An autonomous, multi-agent data science pipeline that takes a raw CSV and delivers cleaned data, trained models, visualisations, and a PDF report — with zero manual intervention.
youtube-link - https://youtu.be/RiIRHVYMaQU?si=y3EDQNewk33L4Hkz
Upload a CSV, pick a target column and problem type, and the pipeline runs itself end-to-end through six stages:
| Stage | Agent | What Happens |
|---|---|---|
| 1 | Profiler | Statistical analysis — missing values, skew, cardinality, correlations |
| 2 | Cleaner + Manager | Imputation, outlier capping, encoding, scaling — Manager validates and may request rework |
| 3 | Pipeline | Feature/target split, class distribution check |
| 4 | Visualiser | Correlation heatmap, distributions, box plots, pairplot, feature importances |
| 5 | ML Engineer + Manager | RandomForest, XGBoost, LightGBM tuned with Optuna — Manager reviews performance |
| 6 | Report Generator | Full PDF report with profile, cleaning log, plots, and metrics |
The Manager Agent acts as a quality gate between stages 2 and 5. It evaluates results using an LLM (with rule-based fallback) and can trigger rework loops with specific feedback before the pipeline moves on.
Agentic_data_scientist/
│
├── app.py # Streamlit frontend
├── api.py # FastAPI backend (async, background tasks)
│
├── agents/
│ ├── profiler.py # Stage 1 — statistical profiling
│ ├── cleaner.py # Stage 2 — data cleaning
│ ├── visualizer.py # Stage 4 — Plotly EDA charts
│ ├── ml_engineer.py # Stage 5 — Optuna hyperparameter tuning
│ ├── report_generator.py # Stage 6 — PDF report
│ └── tools.py # Placeholder for future agent tools
│
└── core/
├── pipeline.py # Orchestrates all six stages
├── manager_validator.py# LLM-powered quality gate (with rule fallback)

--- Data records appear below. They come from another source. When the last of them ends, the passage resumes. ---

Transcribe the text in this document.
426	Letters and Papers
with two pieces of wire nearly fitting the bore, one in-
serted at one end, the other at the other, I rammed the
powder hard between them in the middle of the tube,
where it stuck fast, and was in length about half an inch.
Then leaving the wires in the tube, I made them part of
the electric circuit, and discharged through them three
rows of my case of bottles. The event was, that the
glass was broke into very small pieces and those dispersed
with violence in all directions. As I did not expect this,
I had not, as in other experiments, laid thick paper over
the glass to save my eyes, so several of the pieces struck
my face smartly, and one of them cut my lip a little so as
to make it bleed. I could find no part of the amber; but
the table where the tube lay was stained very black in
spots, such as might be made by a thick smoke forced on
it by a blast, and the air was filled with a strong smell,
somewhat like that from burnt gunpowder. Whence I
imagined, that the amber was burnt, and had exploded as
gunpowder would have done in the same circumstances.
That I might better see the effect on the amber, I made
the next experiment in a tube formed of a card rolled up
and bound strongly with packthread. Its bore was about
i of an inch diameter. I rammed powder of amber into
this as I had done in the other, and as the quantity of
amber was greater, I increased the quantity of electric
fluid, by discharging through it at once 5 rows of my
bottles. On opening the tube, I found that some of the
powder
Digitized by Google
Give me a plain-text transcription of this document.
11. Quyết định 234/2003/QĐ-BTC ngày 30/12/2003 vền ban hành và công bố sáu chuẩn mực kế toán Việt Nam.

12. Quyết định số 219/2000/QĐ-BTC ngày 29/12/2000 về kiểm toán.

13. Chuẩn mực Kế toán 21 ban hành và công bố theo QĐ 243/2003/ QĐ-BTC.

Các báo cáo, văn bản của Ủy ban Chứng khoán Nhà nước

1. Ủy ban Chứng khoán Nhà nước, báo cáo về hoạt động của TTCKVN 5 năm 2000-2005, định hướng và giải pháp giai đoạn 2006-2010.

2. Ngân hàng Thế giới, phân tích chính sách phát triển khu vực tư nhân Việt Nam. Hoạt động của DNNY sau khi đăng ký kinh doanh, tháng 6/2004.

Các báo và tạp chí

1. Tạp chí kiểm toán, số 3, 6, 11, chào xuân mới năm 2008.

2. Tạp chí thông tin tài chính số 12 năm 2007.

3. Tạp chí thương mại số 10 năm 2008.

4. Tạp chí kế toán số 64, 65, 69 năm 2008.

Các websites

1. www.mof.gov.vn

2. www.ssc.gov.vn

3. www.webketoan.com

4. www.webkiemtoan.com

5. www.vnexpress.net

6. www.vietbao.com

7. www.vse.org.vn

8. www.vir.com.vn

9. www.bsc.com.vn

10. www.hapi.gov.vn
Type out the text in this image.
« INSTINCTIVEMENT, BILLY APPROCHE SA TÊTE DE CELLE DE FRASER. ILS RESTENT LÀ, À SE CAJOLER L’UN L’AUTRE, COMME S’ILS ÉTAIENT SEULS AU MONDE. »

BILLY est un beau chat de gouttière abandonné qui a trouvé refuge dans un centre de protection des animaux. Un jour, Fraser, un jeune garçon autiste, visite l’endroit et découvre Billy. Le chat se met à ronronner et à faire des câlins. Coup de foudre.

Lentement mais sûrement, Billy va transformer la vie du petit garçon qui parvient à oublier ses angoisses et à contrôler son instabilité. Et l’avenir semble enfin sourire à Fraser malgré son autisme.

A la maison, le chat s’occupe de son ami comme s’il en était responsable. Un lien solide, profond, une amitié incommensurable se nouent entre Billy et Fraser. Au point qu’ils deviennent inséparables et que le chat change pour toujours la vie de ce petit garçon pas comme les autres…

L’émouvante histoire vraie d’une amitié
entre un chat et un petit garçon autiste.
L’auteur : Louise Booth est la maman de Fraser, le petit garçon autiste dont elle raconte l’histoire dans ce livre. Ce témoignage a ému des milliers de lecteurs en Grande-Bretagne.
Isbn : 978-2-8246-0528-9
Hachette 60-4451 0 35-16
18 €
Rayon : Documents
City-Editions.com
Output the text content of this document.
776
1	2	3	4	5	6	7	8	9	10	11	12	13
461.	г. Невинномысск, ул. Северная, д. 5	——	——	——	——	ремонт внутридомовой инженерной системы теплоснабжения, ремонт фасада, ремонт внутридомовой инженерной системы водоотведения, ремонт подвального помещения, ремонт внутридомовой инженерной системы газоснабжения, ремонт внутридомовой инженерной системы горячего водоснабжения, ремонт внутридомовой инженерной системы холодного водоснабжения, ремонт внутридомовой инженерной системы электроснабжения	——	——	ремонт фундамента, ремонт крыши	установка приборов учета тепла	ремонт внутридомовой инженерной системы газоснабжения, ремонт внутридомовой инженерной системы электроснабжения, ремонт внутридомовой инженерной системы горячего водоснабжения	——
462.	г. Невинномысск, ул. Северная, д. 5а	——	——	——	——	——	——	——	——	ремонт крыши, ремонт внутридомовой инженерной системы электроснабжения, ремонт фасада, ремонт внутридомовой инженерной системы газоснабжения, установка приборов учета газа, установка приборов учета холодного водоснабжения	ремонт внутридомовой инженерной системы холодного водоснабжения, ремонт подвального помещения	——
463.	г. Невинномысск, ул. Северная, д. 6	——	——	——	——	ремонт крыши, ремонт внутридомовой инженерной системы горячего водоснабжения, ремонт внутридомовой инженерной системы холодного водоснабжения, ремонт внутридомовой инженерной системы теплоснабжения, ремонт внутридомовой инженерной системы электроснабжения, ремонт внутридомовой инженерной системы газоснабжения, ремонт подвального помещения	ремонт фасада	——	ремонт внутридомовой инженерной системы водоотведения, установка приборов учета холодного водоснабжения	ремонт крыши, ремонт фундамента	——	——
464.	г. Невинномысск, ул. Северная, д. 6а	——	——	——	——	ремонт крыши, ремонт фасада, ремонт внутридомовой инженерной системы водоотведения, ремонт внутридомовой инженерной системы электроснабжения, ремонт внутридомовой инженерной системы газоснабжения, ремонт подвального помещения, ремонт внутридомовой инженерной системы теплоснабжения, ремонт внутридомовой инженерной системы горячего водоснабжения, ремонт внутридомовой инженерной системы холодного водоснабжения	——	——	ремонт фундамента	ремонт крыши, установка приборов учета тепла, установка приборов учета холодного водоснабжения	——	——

├── llm.py # HuggingFace LLM wrapper
└── models.py # Pydantic request/response models
The frontend and backend are decoupled — Streamlit talks to FastAPI over HTTP, so the UI stays responsive while the pipeline runs in the background.
git clone <your-repo>
cd Agentic_data_scientist
pip install -r requirements.txtCopy .env and add your HuggingFace API key (optional — free models work without one):
# .env
HF_API_KEY=hf_your_key_here # optional, needed for gated models
HF_MODEL_NAME=Qwen/Qwen2.5-7B-Instruct # recommendedRecommended model:
Qwen/Qwen2.5-7B-Instruct— best JSON reliability for the Manager Agent. See the Model Selection section below.
python api.py
# or
uvicorn api:app --host 0.0.0.0 --port 8000 --reloadstreamlit run app.pyOpen http://localhost:8501 in your browser.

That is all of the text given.